The reason for the surge is unclear, he says, but it's likely driven by speculative investors looking to grab a good buy and quick buck.
Speculative investors buy in the futures market and are important for a healthy market. But they aren't long-term players in the game. They buy something when the price for it is climbing in hopes of cashing out when the price peaks. They aren't buying actual cotton. They're just betting that the price for it will go up, at least for now.
The current price offer is for cotton that will be picked and delivered this fall. That cotton hasn't even been planted yet in the United States. Georgia farmers won't start planting it until late April.
“Farmers had been hoping for the market to move and go higher,” Shurley says. “But not like this. There are no fundamental economic forces of supply and demand driving this market.”
The last time prices were this high was 13 years ago. Prices then were driven by basic supply and demand factors, though, he says.
The world demands almost 130 million bales annually. World cotton farmers supply 120 million bales annually, he says. Cotton prices in this real-life scenario should be between 75 cents per pound and 80 cents per pound.
One factor that could be inciting investors to pick cotton is its relative value compared to other major commodities like corn, soybeans and wheat. These crops are trading at record or near record prices, he says. An investor who doesn't want to gamble on those high prices sees cotton as a viable, and potentially lucrative, alternative.
Farmers aren't cashing in right now because they can't find anyone to contract to buy their cotton at such high prices. Most cotton merchants, the people who buy the actual cotton from farmers, have temporarily left the market.
“The merchants know they can't risk purchasing cotton at 90 cents because they know they can't find anyone to buy it from them at 90 cents later,” he says. “This market has become pretty volatile.”
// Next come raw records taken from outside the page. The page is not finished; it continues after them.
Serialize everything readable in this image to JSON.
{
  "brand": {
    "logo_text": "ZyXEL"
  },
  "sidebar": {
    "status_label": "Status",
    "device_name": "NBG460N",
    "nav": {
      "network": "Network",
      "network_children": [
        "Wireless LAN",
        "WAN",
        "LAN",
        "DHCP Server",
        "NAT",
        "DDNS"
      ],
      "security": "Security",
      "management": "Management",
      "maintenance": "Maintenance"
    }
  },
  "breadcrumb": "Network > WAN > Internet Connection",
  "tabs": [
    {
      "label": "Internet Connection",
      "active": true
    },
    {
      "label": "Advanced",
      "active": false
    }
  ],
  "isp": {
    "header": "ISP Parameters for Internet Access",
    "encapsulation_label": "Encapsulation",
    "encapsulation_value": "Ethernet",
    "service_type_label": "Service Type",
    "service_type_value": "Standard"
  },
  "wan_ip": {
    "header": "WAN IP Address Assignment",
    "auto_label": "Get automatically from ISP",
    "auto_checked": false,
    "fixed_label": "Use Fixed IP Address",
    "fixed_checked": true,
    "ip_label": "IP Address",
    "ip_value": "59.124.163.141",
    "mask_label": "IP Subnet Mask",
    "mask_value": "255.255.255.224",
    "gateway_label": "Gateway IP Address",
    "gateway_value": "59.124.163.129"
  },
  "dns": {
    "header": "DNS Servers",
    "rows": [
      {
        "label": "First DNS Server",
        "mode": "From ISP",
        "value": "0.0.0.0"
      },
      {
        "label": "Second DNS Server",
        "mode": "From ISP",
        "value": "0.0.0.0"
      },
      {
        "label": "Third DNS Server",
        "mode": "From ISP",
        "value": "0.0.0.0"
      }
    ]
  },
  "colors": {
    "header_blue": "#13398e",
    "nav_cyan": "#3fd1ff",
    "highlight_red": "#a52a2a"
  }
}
Merchants sell the cotton they buy to textile mills around the world, which need cotton to make T-shirts, blue jeans, socks, underwear and other products.
Things will settle down, he says. The merchants will return to the market to buy cotton. But it won't be at the current high prices. Once the speculators begin to cash out, prices will drop back to levels that reflect actual supply and demand.
“But right now, when that will happen is not clear,” he says.
Georgia farmers planted 1 million acres of cotton last year, second only to Texas farmers in total acreage.